Davanti alla Suprema Corte un uomo sui 35 anni, accusato di aver fatto mancare, in maniera continua e non sporadica, i mezzi di sussistenza alla figlia minore, venendo meno così ai suoi obblighi di genitore. Al centro della disputa, raccontata da Carlo Casini sulla pagina "Studio Cataldi", la mancanza di reddito da parte dell'uomo, una situazione di indigenza, nota fin dall'inizio della convivenza e del concepimento della figlia, testimoniata anche dall'accordo preso con la madre della figlia con il quale si stabiliva una cifra inferiore ai cento euro mensili.
Accordo sulla cui invalidità si è pronunciata la Corte, poichè non ha subito alcun controllo giurisdizionale di omologa o validazione, requisito necessario perchè la materia è sottratta alla libera autonomia delle parti. L'elemento che, probabilmente, deve aver di più influenzato il ragionamento degli Ermellini nella loro pronuncia, quello del lavoro saltuario svolto dall'uomo, i cui proventi non sono mai stati destinati alla figlia. La motivazione? Quanto ricavava dal lavoro occasionale non era sufficiente nemmeno al suo stesso sostentamento.
Inoltre, dalla sentenza si evince che la difesa dell'imputato non è riuscita a dimostrare la totale indigenza del padre. Decisiva anche, ai fini dell'integrazione della responsabilità del padre, la condotta di disinteresse morale e materiale rilevata nei confronti della figlia minore. D'altronde, di fronte all'impossibilità o alla grave difficoltà di far fronte al versamento dell'assegno di mantenimento, la legge conferisce al coniuge obbligato la possibilità di chiedere la modifica e/o la revisione del "quantum".
Infatti, secondo il co.7 dell'art. 156 c.c., qualora sopraggiungano giustificati motivi, il giudice, su istanza di parte, può disporre la revoca o la modifica dei provvedimenti adottati in ordine all'assegno di mantenimento.
La Cassazione infine ha condiviso le determinazioni del giudice a quo, condividendo la persistenza della condotta criminosa e della sua particolare gravità, non ritenendo, come il giudice a quo, concedibile nel caso di specie il beneficio della sospensione condizionale della pena.

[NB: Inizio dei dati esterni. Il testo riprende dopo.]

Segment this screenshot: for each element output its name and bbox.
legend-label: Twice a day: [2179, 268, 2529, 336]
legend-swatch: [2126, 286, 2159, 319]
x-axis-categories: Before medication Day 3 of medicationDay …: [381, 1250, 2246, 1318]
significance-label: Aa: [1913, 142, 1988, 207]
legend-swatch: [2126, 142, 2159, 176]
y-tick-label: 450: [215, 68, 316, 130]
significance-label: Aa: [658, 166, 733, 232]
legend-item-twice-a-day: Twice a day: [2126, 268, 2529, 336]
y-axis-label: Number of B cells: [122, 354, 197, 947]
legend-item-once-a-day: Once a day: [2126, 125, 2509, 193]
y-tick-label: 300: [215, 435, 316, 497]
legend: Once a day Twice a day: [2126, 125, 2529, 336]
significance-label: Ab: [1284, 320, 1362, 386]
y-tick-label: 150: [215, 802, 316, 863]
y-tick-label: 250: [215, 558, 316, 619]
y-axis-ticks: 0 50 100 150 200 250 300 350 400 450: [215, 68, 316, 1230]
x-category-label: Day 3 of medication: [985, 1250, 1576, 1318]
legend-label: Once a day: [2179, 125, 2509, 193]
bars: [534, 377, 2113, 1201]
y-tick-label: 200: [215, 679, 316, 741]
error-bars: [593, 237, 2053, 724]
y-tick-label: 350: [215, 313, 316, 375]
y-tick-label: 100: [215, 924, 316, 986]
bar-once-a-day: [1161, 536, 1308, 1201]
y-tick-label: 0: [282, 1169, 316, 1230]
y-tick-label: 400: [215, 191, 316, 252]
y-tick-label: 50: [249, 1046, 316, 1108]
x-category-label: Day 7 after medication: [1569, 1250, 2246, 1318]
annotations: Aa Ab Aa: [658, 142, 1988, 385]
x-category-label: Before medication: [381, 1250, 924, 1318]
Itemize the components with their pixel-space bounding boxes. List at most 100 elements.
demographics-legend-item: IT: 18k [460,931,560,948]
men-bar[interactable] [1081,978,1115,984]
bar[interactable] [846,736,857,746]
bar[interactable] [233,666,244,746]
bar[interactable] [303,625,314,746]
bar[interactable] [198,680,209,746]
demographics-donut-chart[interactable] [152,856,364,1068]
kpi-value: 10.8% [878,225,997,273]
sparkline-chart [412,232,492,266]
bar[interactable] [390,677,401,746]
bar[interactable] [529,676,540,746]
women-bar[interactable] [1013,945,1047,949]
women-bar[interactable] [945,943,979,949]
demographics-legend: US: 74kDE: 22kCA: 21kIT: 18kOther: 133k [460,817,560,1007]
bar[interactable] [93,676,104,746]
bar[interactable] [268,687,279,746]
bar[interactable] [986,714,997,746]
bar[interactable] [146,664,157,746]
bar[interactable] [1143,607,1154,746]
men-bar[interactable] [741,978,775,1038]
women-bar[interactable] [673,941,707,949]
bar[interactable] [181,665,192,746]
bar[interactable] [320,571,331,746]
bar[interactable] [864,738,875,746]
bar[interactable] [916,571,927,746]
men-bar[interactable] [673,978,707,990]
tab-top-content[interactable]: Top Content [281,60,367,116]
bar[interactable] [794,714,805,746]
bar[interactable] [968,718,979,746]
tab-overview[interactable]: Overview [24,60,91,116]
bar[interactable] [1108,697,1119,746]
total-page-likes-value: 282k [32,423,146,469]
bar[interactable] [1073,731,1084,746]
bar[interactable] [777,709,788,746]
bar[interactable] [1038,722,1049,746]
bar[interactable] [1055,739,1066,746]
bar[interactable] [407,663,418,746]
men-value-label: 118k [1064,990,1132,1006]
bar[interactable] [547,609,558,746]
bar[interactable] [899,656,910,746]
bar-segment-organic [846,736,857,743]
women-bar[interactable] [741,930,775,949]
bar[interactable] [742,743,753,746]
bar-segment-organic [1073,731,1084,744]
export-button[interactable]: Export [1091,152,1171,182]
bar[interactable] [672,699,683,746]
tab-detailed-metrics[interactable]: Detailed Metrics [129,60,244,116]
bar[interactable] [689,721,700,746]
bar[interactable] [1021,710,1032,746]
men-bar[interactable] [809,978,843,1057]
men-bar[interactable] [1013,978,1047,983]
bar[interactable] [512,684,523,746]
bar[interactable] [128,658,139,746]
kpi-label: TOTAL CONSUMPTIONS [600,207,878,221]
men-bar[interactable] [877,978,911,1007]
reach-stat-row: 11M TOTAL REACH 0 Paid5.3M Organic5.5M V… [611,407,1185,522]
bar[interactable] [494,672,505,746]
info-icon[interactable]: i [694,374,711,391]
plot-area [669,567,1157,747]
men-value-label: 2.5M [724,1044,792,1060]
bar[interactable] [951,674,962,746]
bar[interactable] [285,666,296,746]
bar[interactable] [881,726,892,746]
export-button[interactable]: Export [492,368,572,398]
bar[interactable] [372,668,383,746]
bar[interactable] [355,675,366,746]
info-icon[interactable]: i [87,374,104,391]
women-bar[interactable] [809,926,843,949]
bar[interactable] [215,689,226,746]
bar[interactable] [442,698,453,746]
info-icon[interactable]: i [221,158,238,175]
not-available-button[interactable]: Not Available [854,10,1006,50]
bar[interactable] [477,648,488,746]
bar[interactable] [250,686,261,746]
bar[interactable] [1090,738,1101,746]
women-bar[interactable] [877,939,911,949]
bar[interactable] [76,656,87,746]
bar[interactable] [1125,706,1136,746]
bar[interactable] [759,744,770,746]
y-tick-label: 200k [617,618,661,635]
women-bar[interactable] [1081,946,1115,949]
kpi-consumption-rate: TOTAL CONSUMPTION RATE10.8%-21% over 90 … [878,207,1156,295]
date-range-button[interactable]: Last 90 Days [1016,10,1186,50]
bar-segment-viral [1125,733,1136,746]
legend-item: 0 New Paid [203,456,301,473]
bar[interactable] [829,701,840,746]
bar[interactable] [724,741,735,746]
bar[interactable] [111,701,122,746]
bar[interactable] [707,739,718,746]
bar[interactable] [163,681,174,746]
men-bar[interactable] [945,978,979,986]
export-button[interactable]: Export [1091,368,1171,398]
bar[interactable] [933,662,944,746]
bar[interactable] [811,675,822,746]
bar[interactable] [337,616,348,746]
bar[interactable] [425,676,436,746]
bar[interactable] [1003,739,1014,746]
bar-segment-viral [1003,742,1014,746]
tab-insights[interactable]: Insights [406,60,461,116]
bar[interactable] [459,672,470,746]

La sentenza, dal punto di visa normativo, diventa così certamente più comprensibile, non essendo state presentate le relative documentazioni da parte dell'imputato per assolvere l'onere probatorio che ricadeva in capo alla sua difesa; ovvero la totale situazione di indigenza e di impossibilità ad avere un impiego stabile. Inoltre, non avendo mai adempiuto all'obbligo non si può nemmeno per ovvi motivi invocare la sporadicità dell'inadempimento.
La Corte nella parte argomentativa della sentenza conferma come la minore età del figlio/a destinatari dei mezzi di sussistenza, rappresenti in se una condizione soggettiva dello stato di bisogno, che obbliga i genitori a contribuire al loro mantenimento.
La rigorosa pronuncia degli Ermellini è così giustificata alla luce della strategia della difesa, che avrebbe potuto "attenuare" questa rigorosità dimostrando l'incapacità di soddisfare i bisogni della figlia a causa della totale assenza di possibilità lavorativa.
Non essendo riuscita la difesa del condannato a produrre le dovute argomentazioni in merito, la Corte ha desunto che non vi era solo una impossibilità alla prestazione, ma una quanto meno concausa, anche parziale, di colpa dell'obbligato. Valida a integrare la responsabilità penale prevista dall'art. 570 c.p.